Illustration Renate Alf, Foto (DKSB): Dr. Jochen Reiter, Anke Teesselink, Dr. Hauke Duckwitz
Der Kinderschutzbund Düsseldorf hat am Montag im Aquazoo Löbbecke Museum eine stadtweite Kampagne gestartet, die Klimaschutz als unmittelbaren Kinderschutz begreift.

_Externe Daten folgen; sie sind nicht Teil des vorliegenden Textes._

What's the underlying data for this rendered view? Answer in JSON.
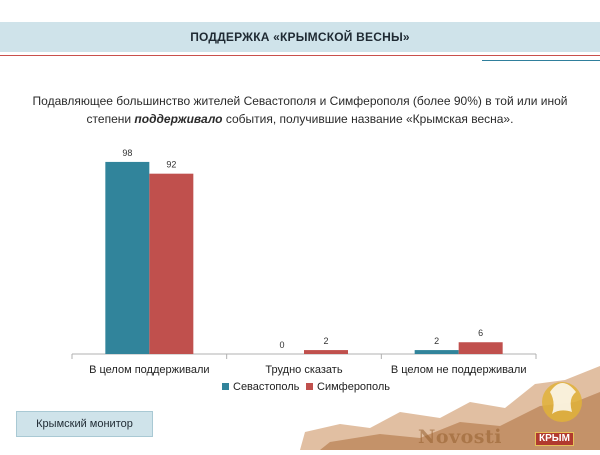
{
  "header": {
    "title": "ПОДДЕРЖКА «КРЫМСКОЙ ВЕСНЫ»"
  },
  "subtitle": {
    "line1": "Подавляющее большинство жителей  Севастополя и Симферополя (более 90%) в той или иной",
    "line2_before": "степени ",
    "line2_emphasis": "поддерживало",
    "line2_after": " события, получившие название «Крымская весна»."
  },
  "chart_data": {
    "type": "bar",
    "categories": [
      "В целом поддерживали",
      "Трудно сказать",
      "В целом не поддерживали"
    ],
    "series": [
      {
        "name": "Севастополь",
        "values": [
          98,
          0,
          2
        ],
        "color": "#31849b"
      },
      {
        "name": "Симферополь",
        "values": [
          92,
          2,
          6
        ],
        "color": "#c0504d"
      }
    ],
    "ylim": [
      0,
      100
    ],
    "legend": "bottom",
    "grid": false
  },
  "footer": {
    "label": "Крымский монитор"
  },
  "watermark": {
    "text": "Novosti",
    "brand": "КРЫМ"
  }
}
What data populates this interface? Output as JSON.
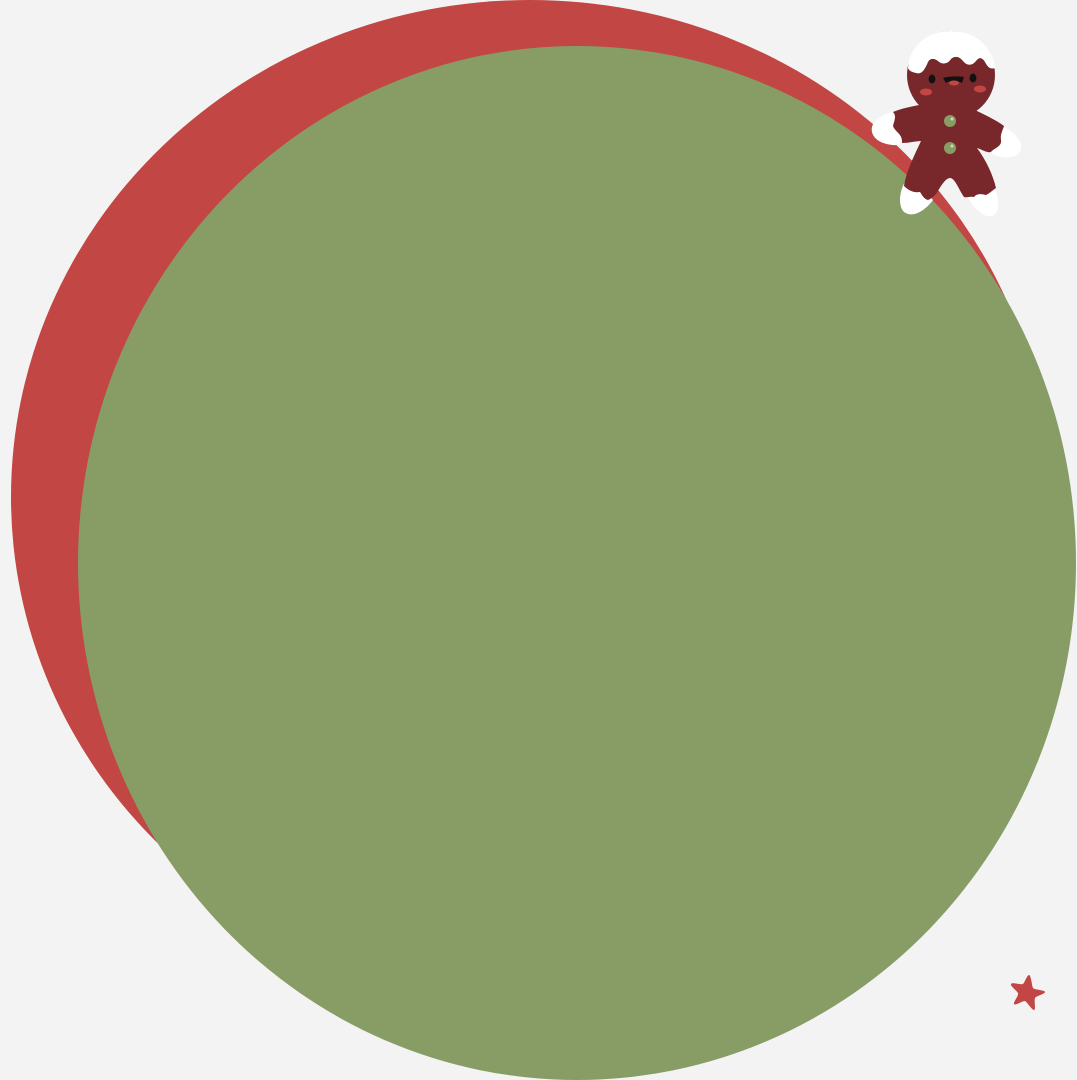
{
  "palette": {
    "background": "#f3f3f3",
    "back_circle": "#c24643",
    "front_circle": "#879d65",
    "gingerbread_body": "#78282a",
    "icing": "#ffffff",
    "buttons": "#879d65",
    "cheeks": "#c24643",
    "eyes": "#111111",
    "star": "#c24643"
  },
  "decorations": {
    "character_icon": "gingerbread-man-icon",
    "star_icon": "star-icon"
  }
}
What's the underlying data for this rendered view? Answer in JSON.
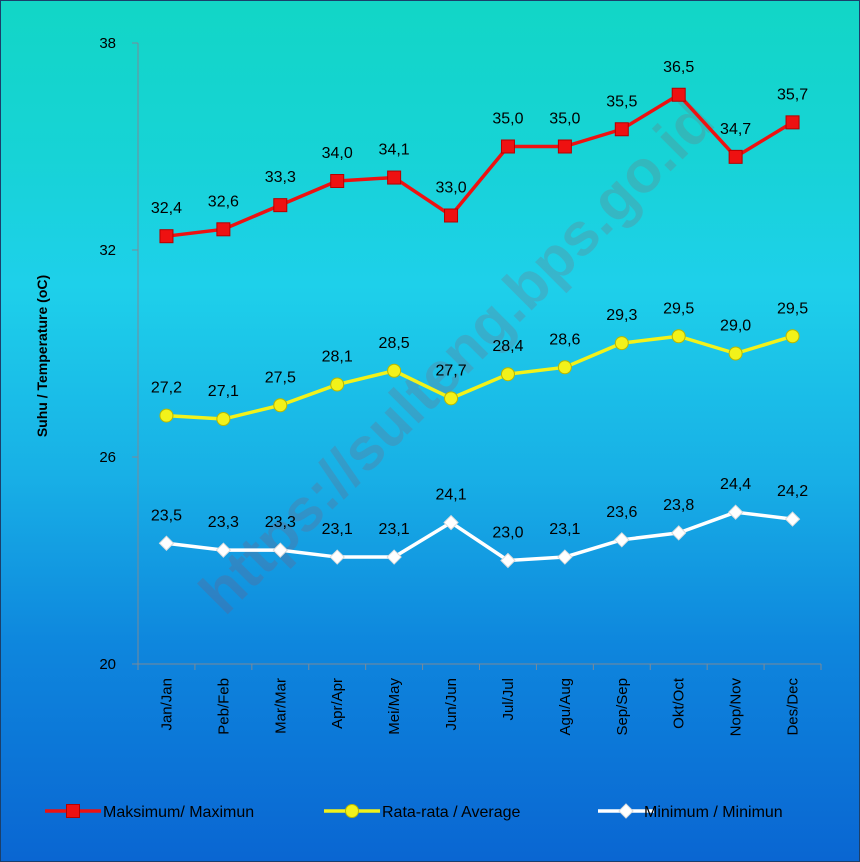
{
  "chart_data": {
    "type": "line",
    "categories": [
      "Jan/Jan",
      "Peb/Feb",
      "Mar/Mar",
      "Apr/Apr",
      "Mei/May",
      "Jun/Jun",
      "Jul/Jul",
      "Agu/Aug",
      "Sep/Sep",
      "Okt/Oct",
      "Nop/Nov",
      "Des/Dec"
    ],
    "ylabel": "Suhu / Temperature (oC)",
    "ylim": [
      20,
      38
    ],
    "yticks": [
      "20",
      "26",
      "32",
      "38"
    ],
    "series": [
      {
        "name": "Maksimum/ Maximun",
        "color": "#ee1111",
        "marker": "square",
        "values": [
          32.4,
          32.6,
          33.3,
          34.0,
          34.1,
          33.0,
          35.0,
          35.0,
          35.5,
          36.5,
          34.7,
          35.7
        ],
        "labels": [
          "32,4",
          "32,6",
          "33,3",
          "34,0",
          "34,1",
          "33,0",
          "35,0",
          "35,0",
          "35,5",
          "36,5",
          "34,7",
          "35,7"
        ]
      },
      {
        "name": "Rata-rata / Average",
        "color": "#f2f21a",
        "marker": "circle",
        "values": [
          27.2,
          27.1,
          27.5,
          28.1,
          28.5,
          27.7,
          28.4,
          28.6,
          29.3,
          29.5,
          29.0,
          29.5
        ],
        "labels": [
          "27,2",
          "27,1",
          "27,5",
          "28,1",
          "28,5",
          "27,7",
          "28,4",
          "28,6",
          "29,3",
          "29,5",
          "29,0",
          "29,5"
        ]
      },
      {
        "name": "Minimum / Minimun",
        "color": "#ffffff",
        "marker": "diamond",
        "values": [
          23.5,
          23.3,
          23.3,
          23.1,
          23.1,
          24.1,
          23.0,
          23.1,
          23.6,
          23.8,
          24.4,
          24.2
        ],
        "labels": [
          "23,5",
          "23,3",
          "23,3",
          "23,1",
          "23,1",
          "24,1",
          "23,0",
          "23,1",
          "23,6",
          "23,8",
          "24,4",
          "24,2"
        ]
      }
    ],
    "legend": "bottom",
    "grid": false
  },
  "watermark": "https://sulteng.bps.go.id"
}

Hitze, Starkregen, Umweltbelastung – was abstrakt klingt, trifft Kinder in Düsseldorf längst im Alltag. Mit der Kampagne „Gib mir Zukunft!” macht der Kinderschutzbund Ortsverband Düsseldorf darauf aufmerksam, dass die Klimakrise vor allem eine Krise der Kindergerechtigkeit ist. Am gestrigen Montag fiel im Aquazoo Löbbecke Museum der offizielle Startschuss – mit Plakat, Pressegespräch und einem klaren politischen Appell.
Das Kampagnenmotiv hat die Illustratorin Renate Alf exklusiv gestaltet. Es zeigt die Verletzlichkeit von Kindern gegenüber ökologischen Umbrüchen und wird in den kommenden Wochen flächendeckend in Kitas, Grundschulen, Kinderarztpraxen, Familienzentren und öffentlichen Ämtern in der ganzen Stadt zu sehen sein. Schirmherr der Kampagne ist Dr. Jochen Reiter, Direktor des Aquazoos.
Klimawandel trifft die Schwächsten zuerst
„Hitzeperioden, extreme Wetterereignisse und zunehmende Umweltbelastungen finden hier und jetzt mitten in Düsseldorf statt und treffen die Kleinsten unserer Gesellschaft zuerst, am direktesten und am härtesten”, sagte Dr. Hauke Duckwitz vom Kinderschutzbund beim Pressegespräch. Ein Kind, das in einem aufgeheizten Stadtquartier leidet, könne sich nicht selbst schützen. Klimaschutz sei deshalb kein optionales politisches Ziel, sondern gelebter, akuter Kinderschutz.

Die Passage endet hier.